Surotourisme en Italie
Parmi les nombreuses choses que personne n'aurait prévues il y a 25 ans, à l'aube du nouveau millénaire, il y a aujourd'hui le phénomène du surtourisme et les conséquences, parfois fantaisistes, des protestations de la population locale pour chasser les touristes des destinations les plus visitées. Les images symboliques sont nombreuses, à commencer par celles de l'invasion de Roccaraso de janvier 2025, lorsque la station de ski des Abruzzes a été conquise par une armée de dix mille touristes inattendus, arrivés en bus de Campanie comme dans un flash mob mystérieux.
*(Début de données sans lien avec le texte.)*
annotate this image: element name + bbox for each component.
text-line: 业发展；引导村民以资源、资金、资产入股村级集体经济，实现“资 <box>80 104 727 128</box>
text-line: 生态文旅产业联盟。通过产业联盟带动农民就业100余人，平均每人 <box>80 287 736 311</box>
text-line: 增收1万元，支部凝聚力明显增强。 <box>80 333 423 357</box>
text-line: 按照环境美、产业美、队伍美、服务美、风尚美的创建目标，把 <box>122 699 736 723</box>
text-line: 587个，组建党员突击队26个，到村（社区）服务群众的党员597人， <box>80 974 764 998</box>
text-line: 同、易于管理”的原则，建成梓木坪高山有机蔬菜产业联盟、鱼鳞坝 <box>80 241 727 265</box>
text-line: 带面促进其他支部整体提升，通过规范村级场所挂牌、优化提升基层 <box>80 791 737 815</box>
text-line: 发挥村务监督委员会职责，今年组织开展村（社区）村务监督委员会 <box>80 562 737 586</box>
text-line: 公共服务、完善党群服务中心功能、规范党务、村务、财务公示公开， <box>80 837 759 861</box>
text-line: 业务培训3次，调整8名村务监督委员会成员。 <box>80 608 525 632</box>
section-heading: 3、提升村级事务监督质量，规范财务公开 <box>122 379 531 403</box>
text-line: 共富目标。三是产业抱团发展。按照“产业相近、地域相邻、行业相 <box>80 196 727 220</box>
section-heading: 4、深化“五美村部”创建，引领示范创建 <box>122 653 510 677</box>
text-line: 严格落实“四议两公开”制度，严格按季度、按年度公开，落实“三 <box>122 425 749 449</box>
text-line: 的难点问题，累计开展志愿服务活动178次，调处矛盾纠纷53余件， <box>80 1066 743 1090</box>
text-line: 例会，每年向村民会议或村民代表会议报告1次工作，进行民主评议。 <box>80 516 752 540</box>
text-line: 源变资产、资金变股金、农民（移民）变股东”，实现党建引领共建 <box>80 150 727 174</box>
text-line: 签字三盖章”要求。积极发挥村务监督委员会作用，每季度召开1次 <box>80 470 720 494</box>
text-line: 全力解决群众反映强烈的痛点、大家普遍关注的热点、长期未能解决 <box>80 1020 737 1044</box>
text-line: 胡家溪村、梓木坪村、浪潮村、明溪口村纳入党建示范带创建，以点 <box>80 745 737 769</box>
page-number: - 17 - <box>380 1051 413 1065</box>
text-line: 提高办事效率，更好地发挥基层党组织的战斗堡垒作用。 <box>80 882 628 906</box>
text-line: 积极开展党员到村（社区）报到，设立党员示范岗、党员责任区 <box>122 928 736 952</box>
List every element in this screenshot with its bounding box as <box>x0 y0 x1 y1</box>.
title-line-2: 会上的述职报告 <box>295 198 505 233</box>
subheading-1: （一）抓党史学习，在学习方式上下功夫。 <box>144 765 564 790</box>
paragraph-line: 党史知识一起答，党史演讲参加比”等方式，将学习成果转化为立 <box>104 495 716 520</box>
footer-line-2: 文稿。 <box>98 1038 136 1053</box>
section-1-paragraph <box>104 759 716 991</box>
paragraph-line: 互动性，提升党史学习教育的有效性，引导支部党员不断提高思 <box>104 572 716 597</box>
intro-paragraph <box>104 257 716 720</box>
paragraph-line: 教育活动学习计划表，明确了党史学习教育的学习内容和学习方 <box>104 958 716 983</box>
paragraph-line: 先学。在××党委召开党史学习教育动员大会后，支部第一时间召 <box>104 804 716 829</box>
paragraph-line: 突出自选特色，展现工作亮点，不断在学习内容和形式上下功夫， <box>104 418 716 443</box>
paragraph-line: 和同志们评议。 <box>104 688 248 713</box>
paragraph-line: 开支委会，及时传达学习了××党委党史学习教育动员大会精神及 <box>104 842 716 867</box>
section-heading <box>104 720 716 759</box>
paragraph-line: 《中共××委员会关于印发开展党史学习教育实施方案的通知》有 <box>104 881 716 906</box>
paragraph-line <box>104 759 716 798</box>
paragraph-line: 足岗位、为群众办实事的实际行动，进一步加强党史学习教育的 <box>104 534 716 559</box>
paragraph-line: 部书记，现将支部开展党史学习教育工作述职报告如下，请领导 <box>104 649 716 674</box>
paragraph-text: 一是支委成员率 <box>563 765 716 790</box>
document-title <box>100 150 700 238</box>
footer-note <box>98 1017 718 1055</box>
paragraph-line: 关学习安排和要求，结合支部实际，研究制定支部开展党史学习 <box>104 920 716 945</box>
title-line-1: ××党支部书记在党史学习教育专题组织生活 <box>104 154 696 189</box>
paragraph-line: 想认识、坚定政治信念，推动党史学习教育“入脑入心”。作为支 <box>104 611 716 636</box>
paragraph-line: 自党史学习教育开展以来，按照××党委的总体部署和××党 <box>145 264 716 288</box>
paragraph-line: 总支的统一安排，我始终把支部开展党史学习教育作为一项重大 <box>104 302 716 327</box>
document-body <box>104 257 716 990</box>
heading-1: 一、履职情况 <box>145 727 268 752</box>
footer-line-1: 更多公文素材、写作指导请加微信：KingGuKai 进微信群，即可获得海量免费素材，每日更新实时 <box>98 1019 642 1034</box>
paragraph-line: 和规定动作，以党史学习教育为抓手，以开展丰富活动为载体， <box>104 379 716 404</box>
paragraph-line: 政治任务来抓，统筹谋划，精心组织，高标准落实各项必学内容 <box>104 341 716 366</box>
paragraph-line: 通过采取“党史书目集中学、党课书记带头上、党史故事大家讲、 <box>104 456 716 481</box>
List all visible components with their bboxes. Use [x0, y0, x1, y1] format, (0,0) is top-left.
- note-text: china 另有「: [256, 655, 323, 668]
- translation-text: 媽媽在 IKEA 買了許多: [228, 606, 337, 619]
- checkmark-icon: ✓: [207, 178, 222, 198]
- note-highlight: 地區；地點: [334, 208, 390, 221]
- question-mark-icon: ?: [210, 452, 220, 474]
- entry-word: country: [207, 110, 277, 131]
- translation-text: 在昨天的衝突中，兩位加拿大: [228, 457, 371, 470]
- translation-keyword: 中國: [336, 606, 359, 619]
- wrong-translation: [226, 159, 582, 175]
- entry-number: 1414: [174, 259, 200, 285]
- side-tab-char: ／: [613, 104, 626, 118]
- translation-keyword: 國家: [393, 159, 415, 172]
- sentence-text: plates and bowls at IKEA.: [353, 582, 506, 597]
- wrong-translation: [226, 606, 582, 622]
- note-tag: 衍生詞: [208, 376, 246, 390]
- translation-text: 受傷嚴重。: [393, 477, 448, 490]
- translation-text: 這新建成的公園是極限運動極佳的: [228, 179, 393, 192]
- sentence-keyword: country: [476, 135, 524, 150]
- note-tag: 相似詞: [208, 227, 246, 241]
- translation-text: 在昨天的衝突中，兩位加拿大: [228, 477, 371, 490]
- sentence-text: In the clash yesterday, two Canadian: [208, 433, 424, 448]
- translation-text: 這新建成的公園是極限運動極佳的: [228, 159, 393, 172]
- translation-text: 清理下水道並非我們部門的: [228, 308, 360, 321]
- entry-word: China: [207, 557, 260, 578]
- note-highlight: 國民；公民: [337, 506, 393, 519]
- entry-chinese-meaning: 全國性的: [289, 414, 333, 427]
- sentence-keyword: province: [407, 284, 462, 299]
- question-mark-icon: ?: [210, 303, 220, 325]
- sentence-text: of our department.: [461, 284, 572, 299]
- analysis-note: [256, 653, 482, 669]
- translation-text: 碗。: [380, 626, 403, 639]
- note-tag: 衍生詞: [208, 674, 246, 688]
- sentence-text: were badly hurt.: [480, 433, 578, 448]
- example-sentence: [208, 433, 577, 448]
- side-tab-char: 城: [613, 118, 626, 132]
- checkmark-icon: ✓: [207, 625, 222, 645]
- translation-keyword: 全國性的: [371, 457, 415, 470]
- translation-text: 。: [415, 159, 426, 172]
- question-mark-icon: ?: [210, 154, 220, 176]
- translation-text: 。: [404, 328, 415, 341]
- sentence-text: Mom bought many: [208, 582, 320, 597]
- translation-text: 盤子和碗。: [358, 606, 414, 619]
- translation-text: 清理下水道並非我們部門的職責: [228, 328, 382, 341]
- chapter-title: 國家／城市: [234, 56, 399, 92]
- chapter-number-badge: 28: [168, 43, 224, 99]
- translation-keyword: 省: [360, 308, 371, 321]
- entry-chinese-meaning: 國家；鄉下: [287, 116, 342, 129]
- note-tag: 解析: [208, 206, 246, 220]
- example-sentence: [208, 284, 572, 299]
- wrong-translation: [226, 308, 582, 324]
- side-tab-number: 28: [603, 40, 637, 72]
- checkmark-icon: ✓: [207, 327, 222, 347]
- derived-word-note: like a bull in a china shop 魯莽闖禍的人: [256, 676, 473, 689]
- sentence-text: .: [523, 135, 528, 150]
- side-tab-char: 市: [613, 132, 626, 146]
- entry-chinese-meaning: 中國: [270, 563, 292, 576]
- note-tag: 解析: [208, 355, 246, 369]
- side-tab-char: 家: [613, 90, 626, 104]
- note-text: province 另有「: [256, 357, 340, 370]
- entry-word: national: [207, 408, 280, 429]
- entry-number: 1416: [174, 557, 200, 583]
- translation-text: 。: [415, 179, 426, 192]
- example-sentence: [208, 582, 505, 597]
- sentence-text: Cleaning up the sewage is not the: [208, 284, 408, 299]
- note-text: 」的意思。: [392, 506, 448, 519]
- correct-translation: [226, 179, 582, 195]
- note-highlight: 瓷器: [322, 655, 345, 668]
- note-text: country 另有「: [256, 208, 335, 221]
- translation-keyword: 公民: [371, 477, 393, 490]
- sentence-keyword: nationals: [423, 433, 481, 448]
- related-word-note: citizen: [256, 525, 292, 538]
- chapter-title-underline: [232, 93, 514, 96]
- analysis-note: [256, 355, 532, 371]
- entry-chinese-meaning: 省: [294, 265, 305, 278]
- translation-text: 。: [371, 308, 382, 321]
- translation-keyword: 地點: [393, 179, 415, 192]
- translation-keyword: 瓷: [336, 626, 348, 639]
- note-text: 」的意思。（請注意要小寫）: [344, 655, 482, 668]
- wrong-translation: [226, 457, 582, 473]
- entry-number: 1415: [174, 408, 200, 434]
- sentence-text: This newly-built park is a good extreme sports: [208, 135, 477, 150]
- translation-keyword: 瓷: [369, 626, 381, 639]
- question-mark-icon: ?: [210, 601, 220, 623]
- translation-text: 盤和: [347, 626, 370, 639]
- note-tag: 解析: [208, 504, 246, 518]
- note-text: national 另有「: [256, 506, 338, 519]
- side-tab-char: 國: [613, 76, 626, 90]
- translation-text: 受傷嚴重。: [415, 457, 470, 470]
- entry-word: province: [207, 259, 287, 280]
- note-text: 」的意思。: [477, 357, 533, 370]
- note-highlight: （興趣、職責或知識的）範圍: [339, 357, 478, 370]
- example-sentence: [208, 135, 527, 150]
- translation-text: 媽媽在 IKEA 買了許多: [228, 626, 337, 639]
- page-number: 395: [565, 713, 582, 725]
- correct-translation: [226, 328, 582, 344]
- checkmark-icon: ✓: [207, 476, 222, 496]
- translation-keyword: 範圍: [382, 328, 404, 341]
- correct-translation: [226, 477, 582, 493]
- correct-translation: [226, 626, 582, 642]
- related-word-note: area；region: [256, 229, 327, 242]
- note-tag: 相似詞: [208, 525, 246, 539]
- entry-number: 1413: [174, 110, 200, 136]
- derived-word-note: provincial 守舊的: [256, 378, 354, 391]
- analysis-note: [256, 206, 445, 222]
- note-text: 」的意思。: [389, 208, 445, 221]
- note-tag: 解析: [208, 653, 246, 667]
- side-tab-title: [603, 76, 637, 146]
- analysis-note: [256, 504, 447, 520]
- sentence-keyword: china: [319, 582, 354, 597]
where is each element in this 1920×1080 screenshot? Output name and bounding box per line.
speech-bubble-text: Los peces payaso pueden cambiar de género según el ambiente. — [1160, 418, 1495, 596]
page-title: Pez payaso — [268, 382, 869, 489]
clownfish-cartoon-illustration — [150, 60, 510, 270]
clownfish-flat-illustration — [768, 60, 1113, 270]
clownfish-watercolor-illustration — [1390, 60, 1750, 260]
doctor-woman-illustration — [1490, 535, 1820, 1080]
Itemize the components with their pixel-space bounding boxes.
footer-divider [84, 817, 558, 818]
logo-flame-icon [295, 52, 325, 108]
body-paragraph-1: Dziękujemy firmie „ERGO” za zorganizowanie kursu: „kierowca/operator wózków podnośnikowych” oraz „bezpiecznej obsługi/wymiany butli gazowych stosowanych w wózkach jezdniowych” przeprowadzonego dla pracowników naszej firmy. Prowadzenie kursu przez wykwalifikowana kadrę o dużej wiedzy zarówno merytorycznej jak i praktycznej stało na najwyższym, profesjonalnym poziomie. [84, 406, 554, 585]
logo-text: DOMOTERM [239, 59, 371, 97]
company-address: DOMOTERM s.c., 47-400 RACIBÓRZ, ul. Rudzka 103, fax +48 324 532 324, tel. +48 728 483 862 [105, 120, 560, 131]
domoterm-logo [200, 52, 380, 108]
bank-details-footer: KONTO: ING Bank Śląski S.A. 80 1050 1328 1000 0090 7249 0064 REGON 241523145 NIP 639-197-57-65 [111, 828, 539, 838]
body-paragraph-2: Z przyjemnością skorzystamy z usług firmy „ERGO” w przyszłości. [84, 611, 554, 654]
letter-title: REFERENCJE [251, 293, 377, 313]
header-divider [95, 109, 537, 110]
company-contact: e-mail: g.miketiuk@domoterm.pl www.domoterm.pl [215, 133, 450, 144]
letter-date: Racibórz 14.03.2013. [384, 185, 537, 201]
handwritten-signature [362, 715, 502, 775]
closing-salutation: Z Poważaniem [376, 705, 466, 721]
On a ensuite découvert qu'une grande partie de cet exode avait été causée par un post de la TikTokeuse Rita De Crescenzo qui louait les mérites de ce petit village.
Autre ville, autre contexte : Venise est confrontée au surtourisme toute l'année, même lorsqu'il fait froid et que la mer est forte, et se déplacer dans une ville construite sur l'eau est une expérience cauchemardesque. Ensuite, il y a des événements comme le mariage de Jeff Bezos et Lauren Sánchez qui, en attirant davantage de gens désireux de voir les invités VIP là où il y en a déjà trop, en attirera encore plus par la suite. En ce moment, on voit aussi des images de résidents de Barcelone qui tirent avec des pistolets à eau contre trop de touristes. Au cours des dernières années, Barcelone est devenue le centre du débat sur le surpeuplement touristique et l'impact que cela a sur les personnes qui y vivent, et il est incroyable qu'après des décennies de campagnes pour attirer les touristes dans leurs pays, tant de nations commencent à faire marche arrière. Bien que le tourisme soit essentiel pour l'économie d'une ville, il génère en effet de la frustration parmi les résidents, non seulement à cause de l'afflux de monde, mais aussi à cause de la disparition progressive des appartements d'habitation, tous transformés en B&B ou en maisons de vacances destinées à la location à court terme.
À Barcelone, le pistolet à eau est devenu l'emblème des protestations, tirer sur les touristes a commencé comme un jeu et est maintenant une forme de résistance. "Mais ce ne sont pas les pistolets à eau qui arrêteront le tourisme de masse. Les solutions sont ailleurs". C'est ce que déclare Elisabetta Faggiana, qui, avec Savio Losito, a fondé Unexpected Italy, une start-up italienne qui s'est donné pour objectif de lutter contre le tourisme de masse en s'attaquant à ses véritables responsables, à savoir : la paresse et le gain facile, une combinaison meurtrière selon laquelle on estime que 70 % des touristes finissent par se concentrer sur 1 % de notre territoire. La formule qu'ils proposent est un œuf de Colomb, et pourtant tous les opérateurs ne pensent pas à l'appliquer spontanément : organiser des visites pour faire découvrir aux voyageurs de magnifiques localités moins connues, afin de diluer les concentrations et de faire connaître des lieux dignes d'intérêt qui, autrement, resteraient seulement des destinations pour quelques initiés, qui les ont reçues en secret par des amis. "Nous essayons de proposer des alternatives réelles pour que les expériences soient redistribuées plus équitablement sur tout le territoire national, protégeant ainsi les communautés locales et offrant quelque chose de différent aux visiteurs". Faggiana et Losito ont commencé leur aventure en tentant de valoriser le territoire de Vicence, et le Guardian a parlé d'eux lorsqu'ils ont appliqué le même principe à Londres avec leur première société, Unexpected London. Ensuite, en 2024, ils figuraient parmi les participants au Forum de l'entrepreneuriat de Genève/Fribourg au Palais des Nations de l'ONU, précisément pour discuter du thème du surtourisme.
Ils sont maintenant en train de tracer une carte touristique de l'Italie parallèle dans laquelle ils incluent des lieux suggestifs où exercent des artisans, restaurateurs, producteurs locaux, hôtes qui restent exclus de la logique des grands nombres, remplacés par des itinéraires copiés-collés, par des parcours tracés sur Instagram, et par la confiance inconditionnelle que beaucoup ont dans les guides touristiques clichés, même par manque de temps pour des recherches spontanées. Les étapes alternatives mappées par cette start-up sont dispersées entre douze zones territoriales italiennes : Barletta, Florence, Gênes, Macerata, Matera, Milan, Modène, Rome, Turin, Vallée d'Itria, Venise et Vicence, avec des centaines de lieux "secrets". Mais nous savons tous qu'il y en a un nombre infini, que nous devons commencer à partager avec ceux qui viennent de l'étranger, plutôt que de les garder jalousement pour nous.